The daughter of a Russian general, Natalia Dmitrevna lived through two world wars and exercised considerable influence as an historian of Ukraine. She graduated from the Fundukleevskaia-Mariinskaia Gymnasium, the empire’s first women’s gymnasium (I. A. Linnichenko’s father the first director), before moving to Higher Courses for Women at St. Vladimir’s University, where she worked under Mitrofan Dovnar-Zapol’skii. In 1916, she became a lecturer at the university and director of its archeological museum. In 1923 she married Nikolai Vasilenko, Minister of Education and Foreign Affairs in Ukrainian Republic; she served as professor at the Kiev Institutes of Geography, Archeology, and Art, and a Research Associate at the Ukrainian Academy of Sciences.
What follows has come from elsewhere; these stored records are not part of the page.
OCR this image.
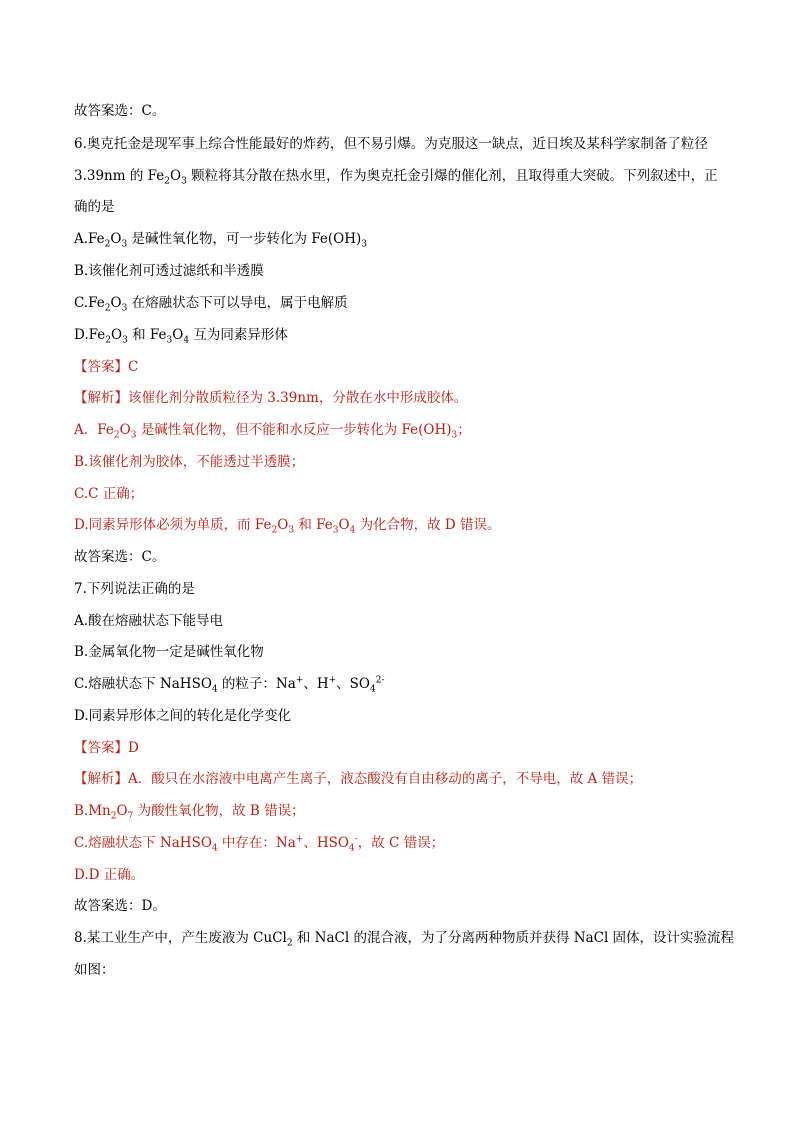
故答案选：C。
6.奥克托金是现军事上综合性能最好的炸药，但不易引爆。为克服这一缺点，近日埃及某科学家制备了粒径
3.39nm 的 $Fe_2O_3$ 颗粒将其分散在热水里，作为奥克托金引爆的催化剂，且取得重大突破。下列叙述中，正
确的是
$A.Fe_2O_3$ 是碱性氧化物，可一步转化为 $Fe(OH)_3$
B.该催化剂可透过滤纸和半透膜
$C.Fe_2O_3$ 在熔融状态下可以导电，属于电解质
$D.Fe_2O_3$ 和 $Fe_3O_4$ 互为同素异形体
【答案】C
【解析】该催化剂分散质粒径为 3.39nm，分散在水中形成胶体。
A．$Fe_2O_3$ 是碱性氧化物，但不能和水反应一步转化为 $Fe(OH)_3$；
B.该催化剂为胶体，不能透过半透膜；
C.C 正确；
D.同素异形体必须为单质，而 $Fe_2O_3$ 和 $Fe_3O_4$ 为化合物，故 D 错误。
故答案选：C。
7.下列说法正确的是
A.酸在熔融状态下能导电
B.金属氧化物一定是碱性氧化物
C.熔融状态下 NaHSO$_4$ 的粒子：Na+、H+、$SO_4^{2-}$
D.同素异形体之间的转化是化学变化
【答案】D
【解析】A．酸只在水溶液中电离产生离子，液态酸没有自由移动的离子，不导电，故 A 错误；
$B.Mn_2O_7$ 为酸性氧化物，故 B 错误；
C.熔融状态下 NaHSO$_4$ 中存在：Na+、$HSO_4^-$，故 C 错误；
D.D 正确。
故答案选：D。
8.某工业生产中，产生废液为 CuCl$_2$ 和 NaCl 的混合液，为了分离两种物质并获得 NaCl 固体，设计实验流程
如图：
Vasilenko was arrested during the Purges, but she had him rehabilitated. During the Nazi occupation, she collaborated by working on the committee to change street names. She fled with the Germans, and ended up in Munich where she taught at the Ukrainian Free University. In the 1960s, she helped to establish the American-based Ukrainian Historical Association.

Pavlutskii, G. G.

A graduate of St. Vladimir University in 1886, Pavlutskii had studied classical philology under Ia. A. Kulakovskii, and then continued his education in Berlin and Paris. One of the most influential scholars of religious architecture, he focused on the reciprical influences of Greek, Byzantine, Italian, and Russian churches, especially the latter around Kiev. Keeping art in archeology, he influenced a generation of young scholars.

Danilevich, V. E.

Danilevich counted among the influential and politically active archeologists who had studied first under V. B. Antonovich at Kiev’s St. Vladimir University. After graduating in 1896, he taught history at numerous gymnasia around the empire: Baku, Iurev (Tartu), Revel (Tallin) until 1903, when he became a privat-docent at Kharkov University. Danilevich was renowned for using archeology to teach history, and his lectures became a textbook. He moved to St. Vladimir in 1907, and then to Warsaw University in 1915. In 1917 he supported socialism, if not necessarily Bolshevism. During Ukraine’s short-lived independence, he taught at the university in Kiev, and then in schools around the city following the advent of Soviet power. He directed the Archeological Commission at the Ukraine Academy of Science.

Beliashevskii, N. F.

The son of a priest, Nikolai Fedotovich began his studies first in law in Kiev, where he came under the spell of B. V. Antonovich and turned his attention to archeology. After a brief stint in the Kiev courts in 1891, he moved to Moscow where he worked in the archives of the Ministry of Justice and then to state archives in Warsaw. Returning to Kiev and teaching at the Polytechnic Institute, he joined the editorial board of “Kievskaia starina” and became particularly active in museum work. In 1899 in concert with the convocation of the 11th Archeological Congress in Kiev Beliashevskii helped to build the Kiev Museum of Art and Science. Elected to the First State Duma from Kiev Province in 1906, he helped to organize the Kiev Society for the Protection of Monuments of the Ancient and the Arts in 1910; in 1918 he wrote the first Law of the Ukrainian Republic on the protection of monuments of history, culture and art and was active in the All-Ukrainian Committee for the Protection of Antiquities and Art in Ukraine. During the Great War, the Academy of Sciences dispatched him to Galicia and the Bukovina to protect the archeological finds behind the military front.

Ainalov, D. V.

The extraordinarily prolific Ainalov taught at several universities, noteworthy as an art historian, whose expertise lay in many forms of religious art, from Italian mosaics to Kiev’s St. Sophia.